How AI Reads and Extracts Data from Invoices
OCR plus large language models makes invoice data extraction reliable enough to trust. Here's what's actually happening when you upload a document.
When you upload an invoice to an AI processing system, it looks simple. The file goes in, structured data comes out. But the process behind that transformation involves multiple layers of technology, each solving a different piece of the problem.
Understanding how it works helps you know when to trust it, when to verify it, and what kinds of documents it handles well versus poorly.
Layer 1: Document Parsing
Before any AI touches the content, the system needs to get the text out of the document.
For native digital PDFs, those generated by invoicing software and sent as attachments, text extraction is straightforward. The text is embedded in the PDF structure and can be extracted directly without any image processing.
For scanned documents, photographs, or image-based PDFs, the system needs OCR. Modern OCR engines (Google Document AI, AWS Textract, and proprietary alternatives) convert images of text into machine-readable characters. Accuracy on clean, printed text is 99%+. Accuracy drops on handwriting, unusual fonts, low-resolution scans, and documents with complex layouts like multi-column tables.
Layer 2: Layout Understanding
Raw text extraction gives you characters and words, but loses the spatial structure of the document. A total amount sitting in the bottom right of a table looks the same as an address number at the top left of the page in raw text form.
Modern document AI models understand layout. They recognize headers, tables, line items, totals, and addresses based on their position and visual relationships. This spatial understanding is what allows the system to correctly distinguish the invoice total from the line item amounts, or the invoice date from the payment due date.
Layer 3: Semantic Extraction
This is where large language models enter. Once the text and layout are understood, an LLM is asked to extract specific fields: vendor name, invoice number, date, line items, net amount, VAT amount, gross total, currency, and payment reference.
The LLM handles the enormous variation in invoice formats. One vendor puts the invoice total at the top. Another puts it at the bottom. One uses “invoice amount (Rechnungsbetrag),” another uses “total amount (Gesamtbetrag),” another uses “Total due.” The LLM understands that these all mean the same thing and extracts the right value regardless of format.
For German invoices specifically, the LLM handles: sales tax (Umsatzsteuer) at 19% and 7% rates, small business (Kleinunternehmer) invoices without VAT, reverse charge EU invoices, and the specific field structure of DATEV-compatible documents.
Accuracy and Its Limits
The combined pipeline achieves over 90% field-level accuracy on standard German business invoices. This means that out of 100 invoices, more than 90 will have all key fields extracted correctly without any manual correction needed.
The remaining invoices fall into predictable categories. Handwritten or partially handwritten documents are harder. Heavily formatted or designed documents where text overlaps decorative elements cause problems.
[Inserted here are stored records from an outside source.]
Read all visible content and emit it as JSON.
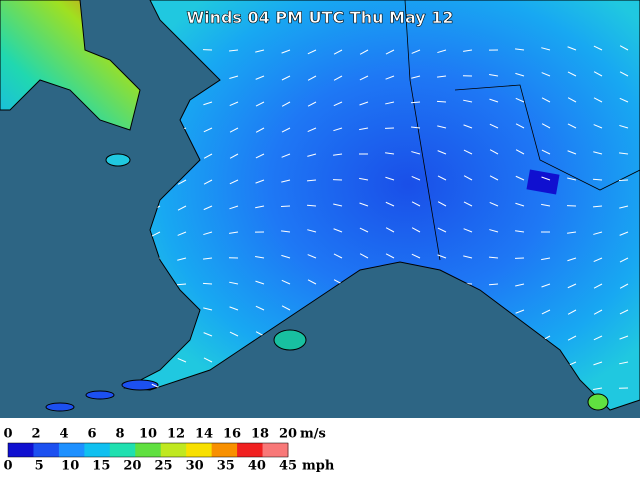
{
  "title": "Winds 04 PM UTC Thu May 12",
  "legend": {
    "ms_ticks": [
      0,
      2,
      4,
      6,
      8,
      10,
      12,
      14,
      16,
      18,
      20
    ],
    "ms_unit": "m/s",
    "mph_ticks": [
      0,
      5,
      10,
      15,
      20,
      25,
      30,
      35,
      40,
      45
    ],
    "mph_unit": "mph",
    "colors": [
      "#1010d0",
      "#1c50f0",
      "#1e90ff",
      "#10c0f0",
      "#20e0b0",
      "#60e040",
      "#c0e820",
      "#f8e000",
      "#f89000",
      "#f02020",
      "#f87878"
    ]
  }
}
Very low quality scans, below about 150 DPI, produce OCR errors that propagate through the pipeline.
The correct mental model is that AI extraction handles the bulk accurately and flags the exceptions. You’re not removing the human from the process; you’re changing where human attention is required. Instead of manually entering every invoice, you review and correct the few that the system is uncertain about.
What Gets Extracted
For a typical German B2B invoice, the extraction pipeline captures:
- Vendor name and address
- Customer name (your business)
- Invoice number
- Invoice date
- Payment due date
- Line items with descriptions, quantities, and unit prices
- Net amount
- VAT rate and amount (multiple rates if applicable)
- Gross total
- Currency
- Bank details (IBAN, BIC)
- Tax number (Steuernummer) and VAT ID (USt-IdNr)
This structured data is what flows into your records, gets matched against bank transactions, and eventually gets exported to DATEV format for your tax advisor (Steuerberater).
How KontoMatch Applies This
KontoMatch runs this full extraction pipeline on every document you upload. Native PDFs are parsed directly; scanned documents and photographs go through OCR first. The system extracts vendor name, invoice number, date, line items, net total, VAT, and payment details automatically, and flags low-confidence fields for your review. The extracted data flows into your expense records, is matched against your bank statement, and can be exported as a DATEV EXTF file for your tax advisor (Steuerberater).